Amazingly, I felt a pang. It had been more than thirty years, but still, it had been Sally who won the prize. She’d been the one to live out the fantasy.
“Come on,” she said. “I’ll show you which one’s his.” She grinned mischievously. “Actually, maybe you could get him to show you himself. He just walked in.”
“You’re kidding,” I said, but she wasn’t. There he was across the room. Thinner, greyer, but still immensely appealing, still unmistakably the man I dreamed of through the sultry days and starry nights of that summer.
He came right over to us. Sally beamed, pleased with herself.
“Izaak, here’s an old admirer,” she said. “The other girl in
the picture – Joanne Ellard, except now it’s Joanne Kilbourn.”
Izaak Levin looked into my face. His expression was pleasant but bemused. It was apparent that the only memories he had of me were connected with a piece of art Sally had made. He gestured toward it. “I’ve enjoyed this picture many times over the years. It’s a pleasure to see that you’ve aged as gracefully as it has.”
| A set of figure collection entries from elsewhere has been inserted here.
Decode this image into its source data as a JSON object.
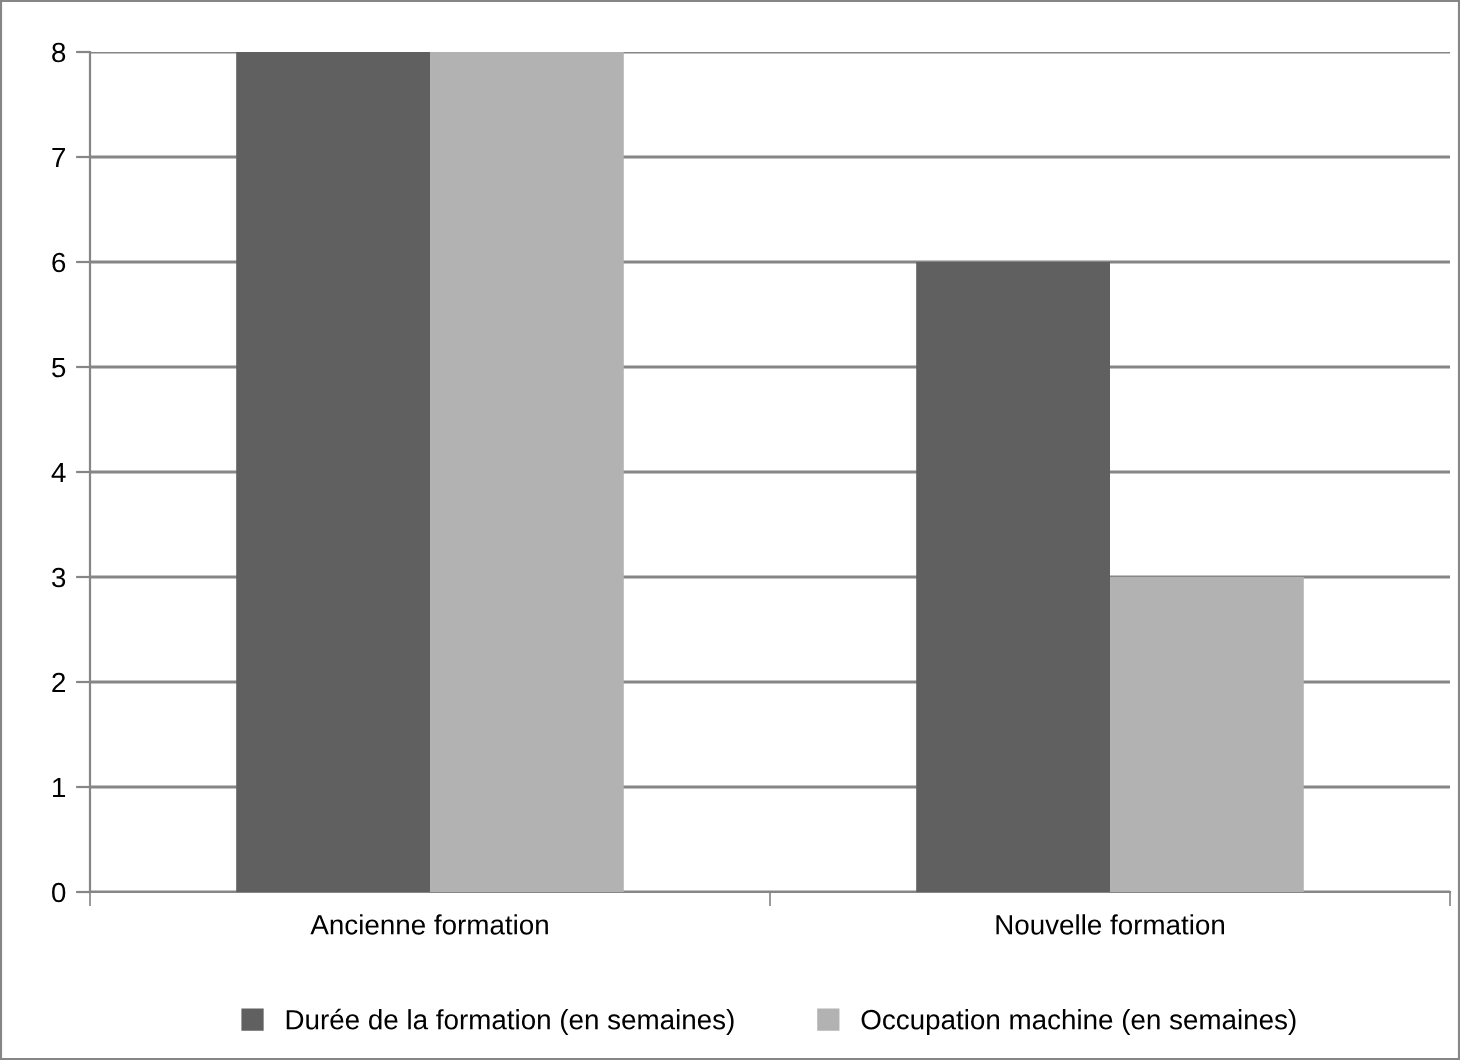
{
  "chart_data": {
    "type": "bar",
    "categories": [
      "Ancienne formation",
      "Nouvelle formation"
    ],
    "series": [
      {
        "name": "Durée de la formation (en semaines)",
        "color": "#606060",
        "values": [
          8,
          6
        ]
      },
      {
        "name": "Occupation machine (en semaines)",
        "color": "#b2b2b2",
        "values": [
          8,
          3
        ]
      }
    ],
    "ylim": [
      0,
      8
    ],
    "yticks": [
      0,
      1,
      2,
      3,
      4,
      5,
      6,
      7,
      8
    ],
    "grid": "y",
    "legend": "bottom"
  }
}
I could feel the blood rushing to my face. I stood there dumbly, looking down at my feet like a fifteen-year-old.
“Has your life turned out happily?” he asked.
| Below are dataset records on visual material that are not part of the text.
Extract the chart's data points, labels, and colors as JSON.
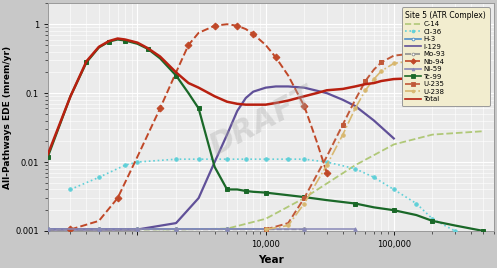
{
  "title": "Site 5 (ATR Complex)",
  "xlabel": "Year",
  "ylabel": "All-Pathways EDE (mrem/yr)",
  "xlim": [
    200,
    600000
  ],
  "ylim": [
    0.001,
    2.0
  ],
  "plot_bg": "#f0f0f0",
  "fig_bg": "#d0d0d0",
  "watermark": "DRAFT",
  "series": [
    {
      "name": "C-14",
      "color": "#b0c878",
      "linestyle": "--",
      "marker": null,
      "markersize": 0,
      "linewidth": 1.3,
      "x": [
        200,
        500,
        1000,
        2000,
        5000,
        10000,
        20000,
        50000,
        100000,
        200000,
        500000
      ],
      "y": [
        0.00105,
        0.00105,
        0.00105,
        0.00105,
        0.00108,
        0.0015,
        0.003,
        0.009,
        0.018,
        0.025,
        0.028
      ]
    },
    {
      "name": "Cl-36",
      "color": "#60d0d8",
      "linestyle": ":",
      "marker": "o",
      "markersize": 2.5,
      "linewidth": 1.2,
      "x": [
        300,
        500,
        800,
        1000,
        2000,
        3000,
        5000,
        7000,
        10000,
        15000,
        20000,
        30000,
        50000,
        70000,
        100000,
        150000,
        200000,
        300000
      ],
      "y": [
        0.004,
        0.006,
        0.009,
        0.01,
        0.011,
        0.011,
        0.011,
        0.011,
        0.011,
        0.011,
        0.011,
        0.01,
        0.008,
        0.006,
        0.004,
        0.0025,
        0.0015,
        0.001
      ]
    },
    {
      "name": "H-3",
      "color": "#5090c8",
      "linestyle": "-",
      "marker": "o",
      "markersize": 2.5,
      "linewidth": 1.3,
      "x": [
        200,
        500,
        1000,
        2000,
        5000,
        10000
      ],
      "y": [
        0.00105,
        0.00105,
        0.00105,
        0.00105,
        0.00105,
        0.00105
      ]
    },
    {
      "name": "I-129",
      "color": "#605098",
      "linestyle": "-",
      "marker": null,
      "markersize": 0,
      "linewidth": 1.6,
      "x": [
        200,
        500,
        1000,
        2000,
        3000,
        4000,
        5000,
        6000,
        7000,
        8000,
        10000,
        12000,
        15000,
        20000,
        30000,
        40000,
        50000,
        70000,
        100000
      ],
      "y": [
        0.00105,
        0.00105,
        0.00105,
        0.0013,
        0.003,
        0.01,
        0.025,
        0.055,
        0.085,
        0.105,
        0.12,
        0.125,
        0.125,
        0.12,
        0.1,
        0.08,
        0.065,
        0.04,
        0.022
      ]
    },
    {
      "name": "Mo-93",
      "color": "#909090",
      "linestyle": "--",
      "marker": "o",
      "markersize": 2.5,
      "linewidth": 1.0,
      "x": [
        200,
        500,
        1000,
        2000,
        5000,
        10000,
        20000
      ],
      "y": [
        0.00105,
        0.00105,
        0.00105,
        0.00105,
        0.00105,
        0.00105,
        0.00105
      ]
    },
    {
      "name": "Nb-94",
      "color": "#c04828",
      "linestyle": "--",
      "marker": "D",
      "markersize": 3.5,
      "linewidth": 1.4,
      "x": [
        300,
        500,
        700,
        1000,
        1500,
        2000,
        2500,
        3000,
        4000,
        5000,
        6000,
        7000,
        8000,
        10000,
        12000,
        15000,
        20000,
        25000,
        30000
      ],
      "y": [
        0.00105,
        0.0014,
        0.003,
        0.012,
        0.06,
        0.2,
        0.5,
        0.75,
        0.95,
        1.0,
        0.95,
        0.85,
        0.72,
        0.5,
        0.33,
        0.18,
        0.065,
        0.02,
        0.007
      ]
    },
    {
      "name": "Ni-59",
      "color": "#8888b8",
      "linestyle": "-",
      "marker": "^",
      "markersize": 2.5,
      "linewidth": 1.1,
      "x": [
        200,
        500,
        1000,
        2000,
        5000,
        10000,
        20000,
        50000
      ],
      "y": [
        0.00105,
        0.00105,
        0.00105,
        0.00105,
        0.00105,
        0.00105,
        0.00105,
        0.00105
      ]
    },
    {
      "name": "Tc-99",
      "color": "#1a6828",
      "linestyle": "-",
      "marker": "s",
      "markersize": 3.5,
      "linewidth": 1.6,
      "x": [
        200,
        300,
        400,
        500,
        600,
        700,
        800,
        1000,
        1200,
        1500,
        2000,
        2500,
        3000,
        4000,
        5000,
        6000,
        7000,
        8000,
        10000,
        15000,
        20000,
        30000,
        50000,
        70000,
        100000,
        150000,
        200000,
        300000,
        500000
      ],
      "y": [
        0.012,
        0.09,
        0.28,
        0.46,
        0.56,
        0.6,
        0.58,
        0.52,
        0.44,
        0.32,
        0.18,
        0.1,
        0.06,
        0.0085,
        0.004,
        0.004,
        0.0038,
        0.0037,
        0.0036,
        0.0033,
        0.0031,
        0.0028,
        0.0025,
        0.0022,
        0.002,
        0.0017,
        0.0014,
        0.0012,
        0.001
      ]
    },
    {
      "name": "U-235",
      "color": "#c05838",
      "linestyle": "--",
      "marker": "s",
      "markersize": 3.5,
      "linewidth": 1.4,
      "x": [
        10000,
        15000,
        20000,
        30000,
        40000,
        50000,
        60000,
        70000,
        80000,
        100000,
        150000,
        200000,
        300000,
        500000
      ],
      "y": [
        0.00105,
        0.0013,
        0.003,
        0.012,
        0.035,
        0.08,
        0.15,
        0.22,
        0.28,
        0.35,
        0.38,
        0.35,
        0.28,
        0.2
      ]
    },
    {
      "name": "U-238",
      "color": "#d8b870",
      "linestyle": "-.",
      "marker": "o",
      "markersize": 2.5,
      "linewidth": 1.2,
      "x": [
        10000,
        15000,
        20000,
        30000,
        40000,
        50000,
        60000,
        70000,
        80000,
        100000,
        150000,
        200000,
        300000,
        500000
      ],
      "y": [
        0.00105,
        0.0012,
        0.0025,
        0.009,
        0.025,
        0.06,
        0.11,
        0.16,
        0.21,
        0.27,
        0.3,
        0.28,
        0.22,
        0.16
      ]
    },
    {
      "name": "Total",
      "color": "#b82010",
      "linestyle": "-",
      "marker": null,
      "markersize": 0,
      "linewidth": 1.8,
      "x": [
        200,
        300,
        400,
        500,
        600,
        700,
        800,
        1000,
        1200,
        1500,
        2000,
        2500,
        3000,
        4000,
        5000,
        6000,
        7000,
        8000,
        10000,
        12000,
        15000,
        20000,
        25000,
        30000,
        40000,
        50000,
        60000,
        70000,
        80000,
        100000,
        150000,
        200000,
        300000,
        500000
      ],
      "y": [
        0.013,
        0.09,
        0.29,
        0.47,
        0.57,
        0.62,
        0.6,
        0.54,
        0.45,
        0.34,
        0.2,
        0.14,
        0.12,
        0.09,
        0.075,
        0.07,
        0.068,
        0.068,
        0.068,
        0.072,
        0.078,
        0.09,
        0.1,
        0.11,
        0.115,
        0.125,
        0.135,
        0.14,
        0.15,
        0.16,
        0.165,
        0.16,
        0.155,
        0.15
      ]
    }
  ]
}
“For the most part, very happily,” I said. My voice sounded strong and normal, so I continued. “It’s wonderful to see you again. Did you come up for the opening?”
He looked surprised. “I live here. This has been my home since Sally and I came back in the sixties. Didn’t she ever mention it?”
“Izaak’s my agent, among other things,” said Sally, and then she moved closer to him and touched his arm. “Incidentally, speaking of being my agent, I ran into these people in Santa Fe who bought The Blue Horses from you last summer. You’d better chase down the cheque because I never got it.”
Her words seemed to knock Izaak Levin off base. He flushed and shook himself loose from her. “And the implication is …?” he asked acidly.
“For God’s sake, Izaak, the implication is nothing. I don’t suspect you of financing a love nest in Miami. I’ve been travelling so much. I just thought the cheque must be stuck in a hotel mail slot somewhere. It’s no big deal. Just track it down, that’s all.” She grabbed my arm. “Come on, Jo, let’s go look at the filthy pictures.”